Note : Vibrio spp. does not produce tiny creamy yellow colonies on TCBS agar.

d) Distinguishing suspect Vibrios from non Vibrios by biochemical tests;

i. Cytochrome oxidase test

18 - 24 hrs. old cultures from TSA slants are used for cytochrome oxidase test.

Turning of the oxidase paper into purple colour on touching young bacterial culture

indicate a positive reaction ((Table 5).

ii. H2S production in TSI, KIA slants Individual colonies are inoculated into the media by stabbing the butt and

streaking slant of TSI and KIA slants. Turning of the media into black colour indicates H2S production. This is to differentiate Vibrios from other bacteria like Aeromonas spp, Psuedomonas which do not produce H2S. iii. Oxidation-Fermentation test

Inoculate two tubes of Hugh-Leifson medium (semi solid) with growth from an isolated colony. Overlay medium in one tube with sterile mineral oil or liquid vaspar and incubate for 1-2 days. Acid causes dye to change from purple to yellow. Vibrio sp. ferment glucose oxidatively. 3.18.5. Procedure for enrichment and isolation of Vibrio parahaemolyticus (FDA, 1992)

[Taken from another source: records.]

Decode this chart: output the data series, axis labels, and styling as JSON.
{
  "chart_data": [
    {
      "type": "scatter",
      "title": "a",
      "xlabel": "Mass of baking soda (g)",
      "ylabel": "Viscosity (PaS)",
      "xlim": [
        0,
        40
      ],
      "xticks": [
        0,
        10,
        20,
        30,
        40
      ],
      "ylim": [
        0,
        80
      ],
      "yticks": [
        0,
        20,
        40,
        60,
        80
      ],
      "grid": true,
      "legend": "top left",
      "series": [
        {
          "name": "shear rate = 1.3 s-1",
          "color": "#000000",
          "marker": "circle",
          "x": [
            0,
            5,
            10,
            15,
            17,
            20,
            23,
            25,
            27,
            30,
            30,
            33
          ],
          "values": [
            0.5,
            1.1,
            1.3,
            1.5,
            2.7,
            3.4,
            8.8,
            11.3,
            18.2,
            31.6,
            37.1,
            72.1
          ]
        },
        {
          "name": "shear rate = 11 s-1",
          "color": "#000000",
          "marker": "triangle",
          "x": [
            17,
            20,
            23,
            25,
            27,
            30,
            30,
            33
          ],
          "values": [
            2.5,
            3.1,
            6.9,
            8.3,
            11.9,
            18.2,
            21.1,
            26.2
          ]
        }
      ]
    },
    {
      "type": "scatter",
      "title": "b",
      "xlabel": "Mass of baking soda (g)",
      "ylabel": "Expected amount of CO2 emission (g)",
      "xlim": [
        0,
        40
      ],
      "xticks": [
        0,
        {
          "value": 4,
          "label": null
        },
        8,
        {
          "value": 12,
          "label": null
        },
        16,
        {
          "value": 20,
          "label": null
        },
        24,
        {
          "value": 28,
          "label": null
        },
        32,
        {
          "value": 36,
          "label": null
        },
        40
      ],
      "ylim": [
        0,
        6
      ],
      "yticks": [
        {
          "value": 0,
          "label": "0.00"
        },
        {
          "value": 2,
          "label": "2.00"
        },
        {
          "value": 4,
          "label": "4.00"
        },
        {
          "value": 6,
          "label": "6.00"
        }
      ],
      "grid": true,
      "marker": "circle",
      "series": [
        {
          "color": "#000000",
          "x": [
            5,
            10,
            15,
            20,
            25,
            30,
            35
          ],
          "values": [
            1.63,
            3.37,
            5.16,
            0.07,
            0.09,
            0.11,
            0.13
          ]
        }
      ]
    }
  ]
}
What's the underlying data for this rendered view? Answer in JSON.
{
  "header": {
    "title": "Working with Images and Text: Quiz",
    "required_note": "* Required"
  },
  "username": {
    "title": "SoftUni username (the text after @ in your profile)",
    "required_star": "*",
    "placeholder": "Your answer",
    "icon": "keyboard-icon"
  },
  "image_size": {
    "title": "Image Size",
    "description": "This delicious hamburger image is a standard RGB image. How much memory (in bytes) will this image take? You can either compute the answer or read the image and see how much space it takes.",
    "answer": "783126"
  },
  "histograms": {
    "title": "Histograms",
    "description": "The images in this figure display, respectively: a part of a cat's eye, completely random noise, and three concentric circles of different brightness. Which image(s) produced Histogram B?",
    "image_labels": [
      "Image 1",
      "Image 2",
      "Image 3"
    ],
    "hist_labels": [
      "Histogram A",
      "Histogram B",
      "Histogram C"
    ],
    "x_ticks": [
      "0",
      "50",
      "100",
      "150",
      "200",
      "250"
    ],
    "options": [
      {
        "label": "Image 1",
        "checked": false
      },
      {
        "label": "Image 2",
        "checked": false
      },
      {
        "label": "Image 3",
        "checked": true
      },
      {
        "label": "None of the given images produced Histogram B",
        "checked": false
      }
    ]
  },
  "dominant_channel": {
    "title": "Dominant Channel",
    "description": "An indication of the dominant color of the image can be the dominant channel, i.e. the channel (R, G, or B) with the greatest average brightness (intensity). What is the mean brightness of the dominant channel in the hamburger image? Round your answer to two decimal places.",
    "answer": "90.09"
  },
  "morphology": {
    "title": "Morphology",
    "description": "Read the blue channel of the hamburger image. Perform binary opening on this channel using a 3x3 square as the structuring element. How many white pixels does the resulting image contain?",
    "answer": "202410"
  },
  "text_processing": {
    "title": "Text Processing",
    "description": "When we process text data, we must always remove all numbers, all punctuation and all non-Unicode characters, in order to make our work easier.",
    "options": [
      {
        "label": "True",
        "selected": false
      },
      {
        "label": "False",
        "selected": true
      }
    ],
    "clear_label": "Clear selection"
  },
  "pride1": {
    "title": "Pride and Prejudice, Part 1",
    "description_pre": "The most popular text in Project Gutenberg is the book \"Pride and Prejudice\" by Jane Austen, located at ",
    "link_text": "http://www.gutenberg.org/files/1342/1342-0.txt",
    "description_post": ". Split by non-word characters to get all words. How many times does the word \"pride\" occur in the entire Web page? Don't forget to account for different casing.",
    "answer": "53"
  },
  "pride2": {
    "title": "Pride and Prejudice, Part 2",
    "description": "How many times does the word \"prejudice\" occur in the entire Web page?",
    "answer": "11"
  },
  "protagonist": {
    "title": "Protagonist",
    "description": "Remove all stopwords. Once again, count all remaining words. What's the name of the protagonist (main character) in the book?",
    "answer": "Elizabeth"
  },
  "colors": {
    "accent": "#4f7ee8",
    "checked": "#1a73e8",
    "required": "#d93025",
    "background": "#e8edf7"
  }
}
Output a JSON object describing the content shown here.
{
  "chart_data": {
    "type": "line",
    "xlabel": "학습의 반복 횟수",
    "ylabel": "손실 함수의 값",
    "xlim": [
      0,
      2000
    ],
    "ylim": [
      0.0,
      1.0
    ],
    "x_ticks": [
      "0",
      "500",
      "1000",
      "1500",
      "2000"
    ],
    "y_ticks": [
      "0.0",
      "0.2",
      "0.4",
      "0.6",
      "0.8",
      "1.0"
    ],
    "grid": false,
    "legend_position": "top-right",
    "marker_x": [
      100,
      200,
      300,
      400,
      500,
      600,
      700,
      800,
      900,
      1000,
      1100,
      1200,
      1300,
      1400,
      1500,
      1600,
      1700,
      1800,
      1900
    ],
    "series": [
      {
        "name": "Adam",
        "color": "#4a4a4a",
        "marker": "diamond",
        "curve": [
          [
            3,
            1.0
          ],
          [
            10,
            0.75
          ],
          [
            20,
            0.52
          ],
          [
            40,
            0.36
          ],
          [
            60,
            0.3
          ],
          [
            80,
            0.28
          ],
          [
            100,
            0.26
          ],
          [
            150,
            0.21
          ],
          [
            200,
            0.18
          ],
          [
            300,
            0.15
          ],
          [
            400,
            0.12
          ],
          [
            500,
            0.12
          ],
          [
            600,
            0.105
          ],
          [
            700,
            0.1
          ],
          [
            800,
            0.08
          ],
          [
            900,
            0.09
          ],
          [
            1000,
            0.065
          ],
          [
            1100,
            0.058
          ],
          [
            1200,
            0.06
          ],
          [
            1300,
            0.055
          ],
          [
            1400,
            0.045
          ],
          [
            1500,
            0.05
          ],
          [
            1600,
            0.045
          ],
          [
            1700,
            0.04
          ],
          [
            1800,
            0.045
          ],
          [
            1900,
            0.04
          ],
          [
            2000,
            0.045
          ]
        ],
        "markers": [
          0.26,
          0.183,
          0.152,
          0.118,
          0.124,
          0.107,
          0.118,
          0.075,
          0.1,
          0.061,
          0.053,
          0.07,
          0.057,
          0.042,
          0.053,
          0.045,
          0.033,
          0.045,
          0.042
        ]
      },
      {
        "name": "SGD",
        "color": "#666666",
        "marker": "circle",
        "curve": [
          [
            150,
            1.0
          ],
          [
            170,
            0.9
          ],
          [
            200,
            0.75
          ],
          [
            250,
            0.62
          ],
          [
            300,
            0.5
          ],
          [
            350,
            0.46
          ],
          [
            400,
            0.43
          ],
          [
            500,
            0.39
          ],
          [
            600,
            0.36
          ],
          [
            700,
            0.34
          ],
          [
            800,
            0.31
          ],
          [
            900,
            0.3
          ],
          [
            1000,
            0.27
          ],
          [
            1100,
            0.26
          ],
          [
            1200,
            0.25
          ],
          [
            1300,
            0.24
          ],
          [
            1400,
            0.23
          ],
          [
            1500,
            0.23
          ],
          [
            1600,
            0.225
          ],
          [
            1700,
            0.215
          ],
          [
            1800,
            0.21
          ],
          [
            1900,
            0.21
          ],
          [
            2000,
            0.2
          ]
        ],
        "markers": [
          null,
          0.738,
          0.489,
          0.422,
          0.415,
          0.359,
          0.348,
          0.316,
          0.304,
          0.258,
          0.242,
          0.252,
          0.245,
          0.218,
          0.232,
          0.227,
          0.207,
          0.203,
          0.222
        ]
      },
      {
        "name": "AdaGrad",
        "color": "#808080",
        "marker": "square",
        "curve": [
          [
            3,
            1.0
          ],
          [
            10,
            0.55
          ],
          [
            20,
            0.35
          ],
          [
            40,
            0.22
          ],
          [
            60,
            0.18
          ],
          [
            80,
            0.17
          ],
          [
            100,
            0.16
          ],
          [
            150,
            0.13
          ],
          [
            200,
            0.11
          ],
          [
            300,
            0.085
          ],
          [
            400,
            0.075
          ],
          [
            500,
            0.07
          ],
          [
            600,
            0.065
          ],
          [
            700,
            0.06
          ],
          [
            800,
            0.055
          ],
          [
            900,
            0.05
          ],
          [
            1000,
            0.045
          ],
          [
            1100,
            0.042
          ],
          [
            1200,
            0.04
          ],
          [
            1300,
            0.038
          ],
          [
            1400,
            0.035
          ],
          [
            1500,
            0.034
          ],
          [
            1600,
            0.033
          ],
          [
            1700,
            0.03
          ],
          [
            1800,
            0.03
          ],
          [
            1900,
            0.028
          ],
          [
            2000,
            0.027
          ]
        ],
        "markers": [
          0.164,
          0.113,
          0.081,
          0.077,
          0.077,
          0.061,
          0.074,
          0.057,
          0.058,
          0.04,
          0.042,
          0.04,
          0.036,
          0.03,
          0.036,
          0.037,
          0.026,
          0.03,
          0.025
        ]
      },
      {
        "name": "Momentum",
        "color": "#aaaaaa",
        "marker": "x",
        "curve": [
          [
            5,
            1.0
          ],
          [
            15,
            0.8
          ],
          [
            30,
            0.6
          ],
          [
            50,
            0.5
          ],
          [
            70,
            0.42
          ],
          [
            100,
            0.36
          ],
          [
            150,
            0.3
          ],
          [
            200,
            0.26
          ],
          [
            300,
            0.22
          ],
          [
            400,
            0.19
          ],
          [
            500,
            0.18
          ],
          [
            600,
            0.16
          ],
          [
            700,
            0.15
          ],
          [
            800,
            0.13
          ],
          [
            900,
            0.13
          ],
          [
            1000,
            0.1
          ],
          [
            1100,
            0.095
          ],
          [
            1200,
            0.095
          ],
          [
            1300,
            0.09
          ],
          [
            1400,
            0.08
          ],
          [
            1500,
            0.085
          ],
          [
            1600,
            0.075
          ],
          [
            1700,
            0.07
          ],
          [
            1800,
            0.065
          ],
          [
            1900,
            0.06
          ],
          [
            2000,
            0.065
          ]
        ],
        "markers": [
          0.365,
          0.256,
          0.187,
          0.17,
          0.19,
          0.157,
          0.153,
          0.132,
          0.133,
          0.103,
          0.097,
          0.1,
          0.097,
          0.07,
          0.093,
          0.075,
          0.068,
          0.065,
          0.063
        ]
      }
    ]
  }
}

The sample preparation for V. parahaemolyticus is typically same as V.cholerae except for incubation time and maintenance of 2-3% salt in all the media enrichment broths and diluent. Incubate for 12-16 hrs. at 35-37 °C, Streak 1 loop full from top 1 cm of enrichment broth and incubate at 35-37 °C for 18-24 hrs. Round 2-3 cm diameter green or blue green colonies could be V. parahaemolyticus. 3.19. Organoleptic evaluation The fresh, ice stored and prepared products were assessed for qualities using 9 point hedonic scale with the help of experienced panelists (familiar with such products) and regular fish eaters after production and during storage at monthly intervals. The frozen octopus meat was steam cooked for 5 min. and served to the panelist. The smoked octopus meat was warmed up and presented. Battered and breaded octopus was deep fried in refined vegetable oil and served for panelists for sensory evaluation. The opinion of the panelist was considered as the main criteria for judging the quality and shelf life of the product. The panelists were requested to give scores based on 9 point hedonic scale for appearance, colour, odour, taste, texture and overall acceptability. 3.19.1. Organoleptic scores

9 Like extremely 4 Dislike slightly 8 Like very much 3 Dislike moderately 7 Like moderately 2 Dislike very much 6 Like slightly 1 Dislike extremely 5 Neither like nor dislike

3.20. Statistical analyses Appropriate statistical analysis was done. Analyses of variance technique is used

wherever necessary using “Dry soft” software (Ramamohan, 1993) to find out the significance between the products / treatments/ methods. Pearson correlation coefficients were estimated wherever found necessary using the improved version of SPSS Version - 10 package (Panse and Sukthatme, 1967) to assess the relation and significance.